Thursday, 9 September 2010

Aqui esta encerrada el alma de Benjamin

I'm in Vauxhall, which feels like the freakin’ Wild West to a genteel North Londoner like me. It’s full of grotty roads, darkened corners, bright neon lights and dirty bars. There doesn’t seem to be anywhere to go to to escape the noise and speed of inner-city living. Cars roar, club music pounds, tubes rattle. It’s hell encapsulated.

Ironically, I’ve just been to visit a group of folk singers, some of whom, I hope, will perform in The Pepys Motet. It was very interesting listening to them singing my music. In many cases they made total sense of the material. I’ve always had a tendency to write folky-sounding music. The issue they did raise, however, was the possible need for live amplification. Folk singers are not known for their loud voices, and I imagine, without some kind of assistance they’re going to be blasted out of the water by the opera singers, who'll sadly be standing right next to them!

I'm working so hard on this composition. I now know exactly what Elgar meant when he wrote his enigmatic inscription on the score of his violin concerto, “aqui esta encerrada el alma de...”herein is enshrined the soul of...” I don’t know that it would be possible for a writer to pour more of his body and soul into a work, or perhaps more accurately, I didn’t know it was possible for me to pour any more of myself into a composition. I'm now writing in such detail, with such precision and passion, that, for the first time in my life, I’m almost scared to place my trust in a group of musicians to take it to the next stage. I like it sitting here in my head and I'm scared about what the world will say when they hear my actual compositional voice. This isn't pastiche, or sountrack, or music written for a specific performer. This is my music. My voice. My soul. Aqui esta encerrada el amla de Benjamin...
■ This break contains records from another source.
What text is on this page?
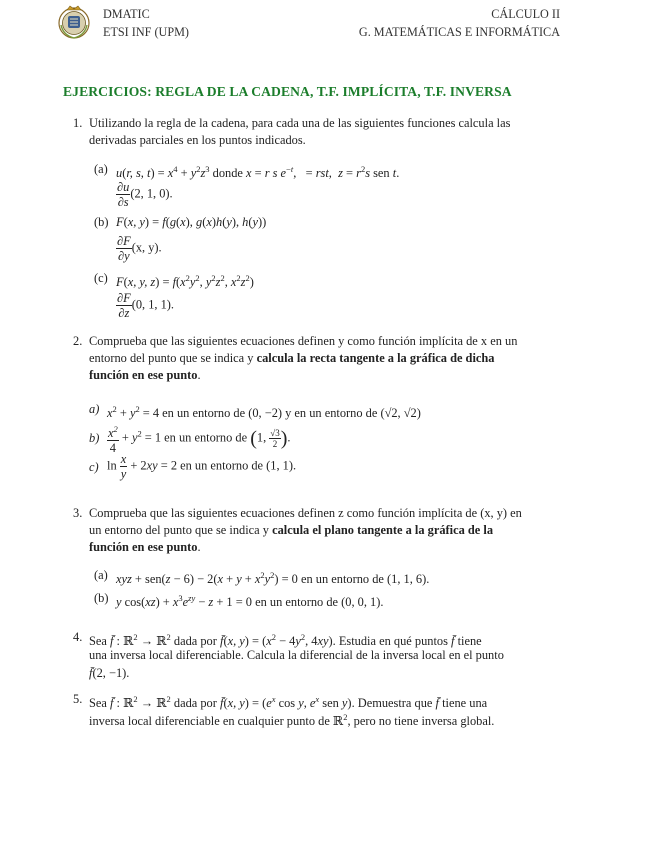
DMATIC
ETSI INF (UPM)
CÁLCULO II
G. MATEMÁTICAS E INFORMÁTICA
EJERCICIOS: REGLA DE LA CADENA, T.F. IMPLÍCITA, T.F. INVERSA
1. Utilizando la regla de la cadena, para cada una de las siguientes funciones calcula las
derivadas parciales en los puntos indicados.
(a) u(r, s, $t) = x^4 + y^2z^3$ donde x = r s $e^{-t}$,   = rst,  $z = r^2s$ sen t.
$\frac{\partial u}{\partial s} (2$, 1, 0).
(b) F(x, y) = f(g(x), g(x)h(y), h(y))
$\frac{\partial F}{\partial y} (x$, y).
(c) F(x, y, $z) = f(x^2y^2$, $y^2z^2$, $x^2z^2$)
$\frac{\partial F}{\partial z} (0$, 1, 1).
2. Comprueba que las siguientes ecuaciones definen y como función implícita de x en un
entorno del punto que se indica y calcula la recta tangente a la gráfica de dicha
función en ese punto.
a) $x^2 + y^2 = 4$ en un entorno de (0, −2) y en un entorno de (√2, √2)
$b) \frac{x^2}{4} + y^2 = 1$ en un entorno de (1, $\frac{√3}{2}$).
c) $\ln \frac{x}{y} + 2xy = 2$ en un entorno de (1, 1).
3. Comprueba que las siguientes ecuaciones definen z como función implícita de (x, y) en
un entorno del punto que se indica y calcula el plano tangente a la gráfica de la
función en ese punto.
(a) xyz + $sen(z - 6) - 2(x + y + x^2y^2) = 0$ en un entorno de (1, 1, 6).
(b) y $\cos(xz) + x^3e^{zy} - z + 1 = 0$ en un entorno de (0, 0, 1).
4. Sea f̄ : ℝ$^2$ → ℝ$^2$ dada por f̄(x, $y) = (x^2 - 4y^2$, 4xy). Estudia en qué puntos f̄ tiene
una inversa local diferenciable. Calcula la diferencial de la inversa local en el punto
f̄(2, −1).
5. Sea f̄ : ℝ$^2$ → ℝ$^2$ dada por f̄(x, $y) = (e^x$ cos y, $e^x$ sen y). Demuestra que f̄ tiene una
inversa local diferenciable en cualquier punto de ℝ$^2$, pero no tiene inversa global.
Minty from Eastenders was milling around in the cafe today. He seemed to be with a toddler, who he handed for a while to a policewoman, until the child started to talk into her walkie-talkie and no one knew where to look. Minty, or Cliff, is a great deal more rotund than he looks on the telly. Strange, because they say the TV is meant to add pounds.

The whole court business continues to rumble onwards, like the traffic outside this bar. I’ve now served the papers, or whatever the term is, and the time has passed for the Defendant to get her defence in. This kind of implies she’s opted to do nothing. Perhaps she’s hoping it will all just go away, or maybe she’ll claim she never received the papers. It’s so hard to tell. The MU are advising me to wait a while as it sometimes takes the courts a fairly long period of time to get the papers back out. Her defence may have already been lodged. Whatever the case, it’s a violently hideous experience and I wish it were all over. At the same time, I absolutely refuse to back down. I will not live in a world where hard-working creative people are taken for granted any more than they already are.

September 9th was a Sunday, and Pepys went to St Olave's with his new best buddy, Sir William Penn. Mr Mills the vicar delivered a “very good sermon.” After church, Pepys took Penn home for a Sunday lunch, to introduce him not only to their new home but also to Elizabeth, who Sir William had never met.